Die Kuratierung des Programms wurde vom Fachbereich Kultur beauftragt. Die kulturelle Nutzung ist begrenzt – zunächst auf das laufende Jahr 2023. Der Raum und seine versteckte Lage stellt schon eine Herausforderung dar. Er funktioniert ja wie ein Schaufenster, denn man kann durch die Glasfront in die aufeinanderfolgenden Räume schauen. Durch diesen neuen Standort erweitert sich das Programm des Fachbereichs Kultur mit aktueller Kunst im Stadtraum präsent zu sein und Künstler*innen zu fördern. Das passiert ja auch bereits an anderen Orten im Bezirk, nämlich am Bahnhof Charlottenburg, an der Kirche am Hohenzollerndamm und in zwei Vitrinen im Wohnkomplex Schlangenbader Straße – alles temporäre Orte für die Kunst.
Und wird es wechselnde Ausstellungen geben?
Ja. Die aktuelle Ausstellung ist bis zum 8. April verlängert worden, die nächste fängt am 20. April an. Das Thema wird sein: „ZOBRA – Der Blick auf Tiere“. Zoo ist dabei der Überbegriff. Wir befinden uns ja in unmittelbarer Nachbarschaft mit dem Zoologischen Garten – also wieder ein klassischer Bezug auf die Umgebung. Dazu kommt, dass das Krokodil, das sich am Weltkugelbrunnen direkt vor unseren Räumen befindet, von Susanne Wehland im Zoo gezeichnet wurde. Auch hier also wieder ein direkter Bezug zum Ort. Und weil der Zoo eben über 150 Jahre alt ist und schon hier war, bevor der ganze Rest kam, dachte ich, dass es auch noch mal ein guter Punkt ist, um historisch auf die Gegend zu schauen. Und weil dieses System Zoo auch immer wieder in Frage gestellt wird und sich unser Blick auf den Umgang mit Tieren in den letzten 20 Jahren extrem verändert hat, wird es dazu, wie hier in der aktuellen Ausstellung, unterschiedliche Positionen geben. Positionen ab den 1920er Jahren, aber eben auch zeitgenössische Positionen. Und auch ein ganz breites Spektrum: Video, Fotografie, Zeichnung, Installation und Bildhauerei.

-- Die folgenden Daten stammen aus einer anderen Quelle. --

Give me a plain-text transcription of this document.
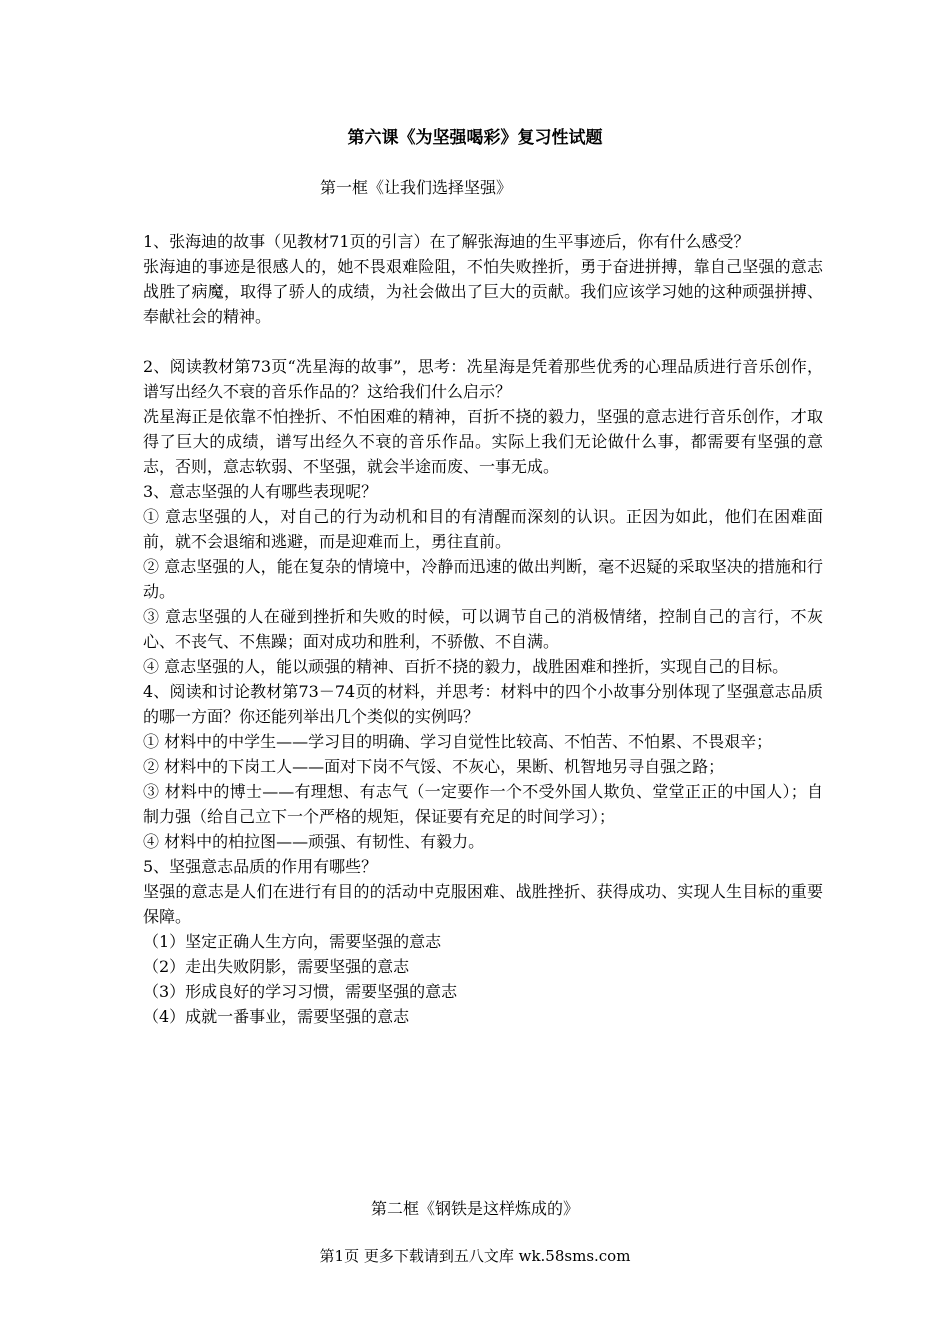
第六课《为坚强喝彩》复习性试题
第一框《让我们选择坚强》

1、张海迪的故事（见教材71页的引言）在了解张海迪的生平事迹后，你有什么感受？

张海迪的事迹是很感人的，她不畏艰难险阻，不怕失败挫折，勇于奋进拼搏，靠自己坚强的意志战胜了病魔，取得了骄人的成绩，为社会做出了巨大的贡献。我们应该学习她的这种顽强拼搏、奉献社会的精神。

2、阅读教材第73页“冼星海的故事”，思考：冼星海是凭着那些优秀的心理品质进行音乐创作，谱写出经久不衰的音乐作品的？这给我们什么启示？

冼星海正是依靠不怕挫折、不怕困难的精神，百折不挠的毅力，坚强的意志进行音乐创作，才取得了巨大的成绩，谱写出经久不衰的音乐作品。实际上我们无论做什么事，都需要有坚强的意志，否则，意志软弱、不坚强，就会半途而废、一事无成。

3、意志坚强的人有哪些表现呢？

① 意志坚强的人，对自己的行为动机和目的有清醒而深刻的认识。正因为如此，他们在困难面前，就不会退缩和逃避，而是迎难而上，勇往直前。

② 意志坚强的人，能在复杂的情境中，冷静而迅速的做出判断，毫不迟疑的采取坚决的措施和行动。

③ 意志坚强的人在碰到挫折和失败的时候，可以调节自己的消极情绪，控制自己的言行，不灰心、不丧气、不焦躁；面对成功和胜利，不骄傲、不自满。

④ 意志坚强的人，能以顽强的精神、百折不挠的毅力，战胜困难和挫折，实现自己的目标。

4、阅读和讨论教材第73－74页的材料，并思考：材料中的四个小故事分别体现了坚强意志品质的哪一方面？你还能列举出几个类似的实例吗？

① 材料中的中学生——学习目的明确、学习自觉性比较高、不怕苦、不怕累、不畏艰辛；

② 材料中的下岗工人——面对下岗不气馁、不灰心，果断、机智地另寻自强之路；

③ 材料中的博士——有理想、有志气（一定要作一个不受外国人欺负、堂堂正正的中国人）；自制力强（给自己立下一个严格的规矩，保证要有充足的时间学习）；

④ 材料中的柏拉图——顽强、有韧性、有毅力。

5、坚强意志品质的作用有哪些？

坚强的意志是人们在进行有目的的活动中克服困难、战胜挫折、获得成功、实现人生目标的重要保障。

（1）坚定正确人生方向，需要坚强的意志

（2）走出失败阴影，需要坚强的意志

（3）形成良好的学习习惯，需要坚强的意志

（4）成就一番事业，需要坚强的意志

第二框《钢铁是这样炼成的》
第1页 更多下载请到五八文库 wk.58sms.com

Du sagst, die jetzige Ausstellung ist auch in Bezug auf diesen Ort konzipiert und kuratiert. Kannst Du das ein bisschen erläutern?
Im November 2022 stand fest, dass wir diesen Raum hier bespielen können. Daraufhin habe ich mich zeitgleich mit so unterschiedlichen Dingen beschäftigt, wie Logo und der Konzeption für die erste Ausstellung. Das Logo vom Europa-Center, das ja praktisch unser direkter Nachbar ist (Die meisten denken, dass wir zum Europa Center gehören) – dieses Logo war früher eine rote Raute. Daraus wurde das Logo für diesen Raum entwickelt, aber es gibt eben in der Ausstellung auch eine Arbeit von Jak R. Maier, die auch aus einer roten Raute entwickelt wurde. Diese Arbeit stand früher im öffentlichen Raum. Sie ist allerdings verschwunden. Ihr Standort war der Innenhof des Rathauses Wilmersdorf und sie wurde auf der Freien Berliner Kunstausstellung präsentiert. Jetzt ist nur noch ein Modell erhalten, das wir hier in der Ausstellung zeigen. Das war ein Ausgangspunkt dafür, sich mit dem Umgang mit der Kunst im öffentlichen Raum auseinanderzusetzen. Und da ja an diesem Ort, an dem wir uns befinden, die Kunst im öffentlichen Raum sehr präsent ist – also es gibt den Weltkugelbrunnen von Joachim Schmettau und Susanne Wehland, es gibt den Obelisken von Heinz Mack und es gibt die Skulptur „Berlin“ von dem Bildhauer Ehepaar Matschinsky-Denninghoff, dann die „Uhr der fließenden Zeit“ von Bernhard Gitton – so habe ich also die Ausstellung mit Werken konzipiert, die sich assoziativ auf die Werke im Außenraum beziehen.
Du hast zu den einzelnen Werken recherchiert. Was hast Du herausgefunden?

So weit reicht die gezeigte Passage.